## Assignment 7

In this exercise, you work with rational approximations of floating point numbers. Click here in order to know about the theory of continued fractions. In order that the precision is good, work with double or long double variables. (Don't use float variables.)

Represent a finite continued fraction of the form <x0,x1,...,xk-1> by a linked list. Define a structure with self-referencing pointers to represent a node in such a list.

Write a function that takes a floating point number (a double variable) x and the desired number k of terms. The function should generate a linked list storing the continued fraction expansion of x with a maximum of k terms and returns the pointer heading that list.
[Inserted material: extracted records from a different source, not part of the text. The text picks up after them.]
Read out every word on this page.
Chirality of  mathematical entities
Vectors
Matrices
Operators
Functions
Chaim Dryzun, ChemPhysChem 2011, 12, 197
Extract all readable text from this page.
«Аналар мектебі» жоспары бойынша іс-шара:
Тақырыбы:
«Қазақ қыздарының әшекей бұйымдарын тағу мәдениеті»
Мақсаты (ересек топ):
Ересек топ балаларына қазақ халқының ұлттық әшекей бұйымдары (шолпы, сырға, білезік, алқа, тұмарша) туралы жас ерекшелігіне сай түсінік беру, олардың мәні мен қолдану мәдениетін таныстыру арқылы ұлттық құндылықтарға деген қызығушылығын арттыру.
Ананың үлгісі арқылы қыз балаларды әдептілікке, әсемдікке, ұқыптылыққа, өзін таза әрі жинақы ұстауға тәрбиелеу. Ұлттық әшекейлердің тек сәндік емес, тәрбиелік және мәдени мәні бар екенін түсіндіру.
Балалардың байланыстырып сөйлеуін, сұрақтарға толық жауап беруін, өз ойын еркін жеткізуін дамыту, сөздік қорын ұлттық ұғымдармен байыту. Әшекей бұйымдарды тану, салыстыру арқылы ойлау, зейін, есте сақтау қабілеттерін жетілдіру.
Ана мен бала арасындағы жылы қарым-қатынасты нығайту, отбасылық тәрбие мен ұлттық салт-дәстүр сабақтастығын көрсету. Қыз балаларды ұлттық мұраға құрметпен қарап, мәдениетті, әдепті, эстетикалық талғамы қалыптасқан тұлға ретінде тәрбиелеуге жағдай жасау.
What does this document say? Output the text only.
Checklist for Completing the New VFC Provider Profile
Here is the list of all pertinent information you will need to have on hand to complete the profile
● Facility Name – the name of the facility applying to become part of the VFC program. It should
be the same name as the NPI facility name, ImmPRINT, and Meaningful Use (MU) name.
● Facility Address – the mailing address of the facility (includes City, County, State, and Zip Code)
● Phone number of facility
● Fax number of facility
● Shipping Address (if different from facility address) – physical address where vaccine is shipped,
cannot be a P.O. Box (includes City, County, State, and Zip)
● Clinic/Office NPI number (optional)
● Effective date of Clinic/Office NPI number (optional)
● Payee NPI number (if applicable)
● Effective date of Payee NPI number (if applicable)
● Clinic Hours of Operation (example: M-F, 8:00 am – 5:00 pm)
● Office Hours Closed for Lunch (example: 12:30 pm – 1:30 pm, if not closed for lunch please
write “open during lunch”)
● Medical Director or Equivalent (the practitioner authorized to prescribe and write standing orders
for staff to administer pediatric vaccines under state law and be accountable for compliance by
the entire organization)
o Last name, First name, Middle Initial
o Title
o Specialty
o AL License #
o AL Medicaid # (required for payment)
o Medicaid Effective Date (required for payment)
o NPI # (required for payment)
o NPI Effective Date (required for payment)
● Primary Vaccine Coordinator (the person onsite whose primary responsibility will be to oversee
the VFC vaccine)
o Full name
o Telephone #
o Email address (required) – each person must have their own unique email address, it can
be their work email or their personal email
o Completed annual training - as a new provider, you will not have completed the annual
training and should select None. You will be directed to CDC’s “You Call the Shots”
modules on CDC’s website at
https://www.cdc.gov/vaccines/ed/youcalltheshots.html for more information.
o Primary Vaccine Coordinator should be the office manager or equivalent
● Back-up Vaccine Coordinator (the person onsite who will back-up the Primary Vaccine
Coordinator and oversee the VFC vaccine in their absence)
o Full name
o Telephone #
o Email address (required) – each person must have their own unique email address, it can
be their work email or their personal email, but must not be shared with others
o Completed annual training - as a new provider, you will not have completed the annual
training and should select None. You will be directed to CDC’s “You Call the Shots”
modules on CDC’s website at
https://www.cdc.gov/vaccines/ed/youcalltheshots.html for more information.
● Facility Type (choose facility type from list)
The function may have a prototype of the following form:

```   node *cfracApprox ( double x , int k ) ;
```

If the continued fraction expansion terminates after i terms for some i<k, then your output list should contain only i terms. Otherwise, truncate the continued fraction expansion after k terms are generated and return the list of these k terms.

Write another function that accepts as its sole argument a list holding a (finite) continued fraction expansion and prints that continued fraction in the short-hand notation described here. The prototype of this function may be as follows:

```   void printCFrac ( node *head ) ;
```

Write a third function that generates the first, second, ..., k-th convergents from the linked list computed above. Print each such convergent both as a rational fraction and as a floating point number. Generating the i-th convergent <x0,x1,...,xi-1> would require using the values xi-1,...,x1,x0 in that order, i.e., in the reverse order as they are stored in the list. I leave it to your ingenuity to chalk out a strategy to handle elements in this revesre order. Using recursion might help you. Alternatively, you may think about reversing the list itself.

Finally, print all these k convergents.

Submit the output of your program on the following floating point values. Use k=12 terms in your continued fractions.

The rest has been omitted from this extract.